Studies have shown that close to 80 percent of all commercial airline accidents is the result of pilot error. At least 90 percent of motor-vehicle crashes are caused by human error. It is safe to assume that nearly 100 percent of successful cyber attacks on computers are the result of behavior that shows a lack of good sense or judgment—“human stupidity.”
By Saturday morning Philippine time, it was reported that the largest “ransomware” attack in history had affected computers in nearly 100 countries, affecting tens of thousands of corporate and personal computers.
Analysis by several cyber-security companies led investigators to believe this was the result of enterprising tecno-thieves using a variation of a tool developed by the US National Security Agency (NSA) to hack computers. Classified documents stolen from the NSA were posted online earlier this year detailing NSA’s hacking software.
This latest manifestation of ransomware—dubbed “WannaCry”—encrypts all the computer data, effectively locking the computer and shows a start-up screen demanding that $300 be sent by Bitcoin to the hackers in order to decrypt the hard drive.
Spanish telecoms giant Telefonica is facing an 85-percent computer shutdown after hackers infiltrated its systems demanding $550,000 in Bitcoin. Many hospitals that are a part of the United Kingdom’s National Health Service had their computer systems shut down. Global parcel delivery company FedEx Corp. was also affected.
The malware changes the names on critical files and, therefore, takes over a computer using Windows Operating System, old or new. Microsoft Corp. identified the problem and issued a protection software update some weeks ago. Many individuals and companies did not update their computers.
The average person tends to think that cyber criminals lurk in the shadows of the Internet like a robber hiding in bushes. Or maybe they are like burglars, checking your house for windows that they can crawl through, or unlocked doors to get to your valuables. But that is not the way it works.
They are like the person who arrives, knocking on your door with a big smile and asking to come in to your house with a promise of free trip to Singapore for only a few minutes of your time.
Ransomware gains access to a computer the same way as any kind of virus or computer worm—either through getting the user to open an infected e-mail, navigate to a compromised web site, or install an infected program. These cyber extortionists tricked victims into opening the malicious malware attachments to e-mails that appeared to contain invoices, job offers and other legitimate files. With a single click on an e-mail attachment, you have let the person kidnap-for-ransom all the data on your computer.

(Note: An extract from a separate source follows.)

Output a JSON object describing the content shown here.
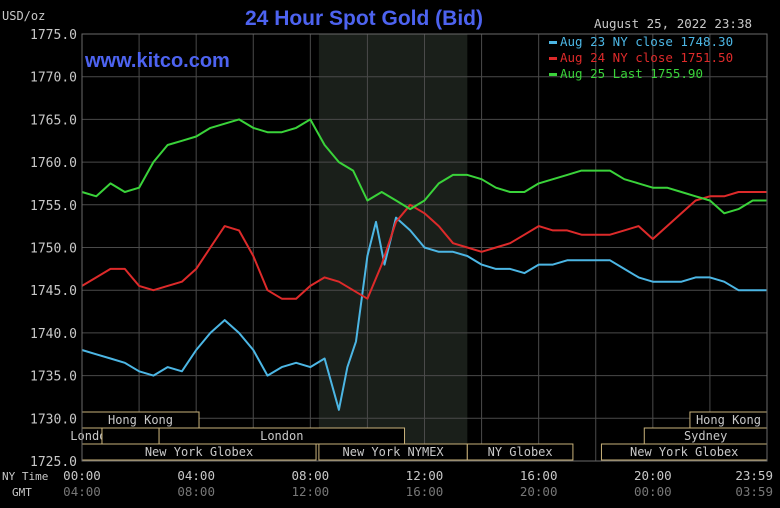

There is really no excuse for people being tricked this way. The first documented case of a ransomware attack appeared in 2005. Everyone should know that the threat of a viral attack on a computer is a constant and never-ending threat. But the greed for free car, the guaranteed secret to losing 10 kilos, or scandalous pictures of your favorite celebrity or politician is apparently too hard to resist.
All it takes is common sense. E-mails from a person or organization you never heard of should immediately raise high suspicion and should not be touched. If you get a sudden e-mail attachment from a trusted friend, contact them before opening. In fact, you should assume that all unexpected e-mail attachments are crooked. Careless use of a computer connected to the Internet is like carelessly walking down a dark alley at night. If you get mugged, you have only yourself to blame.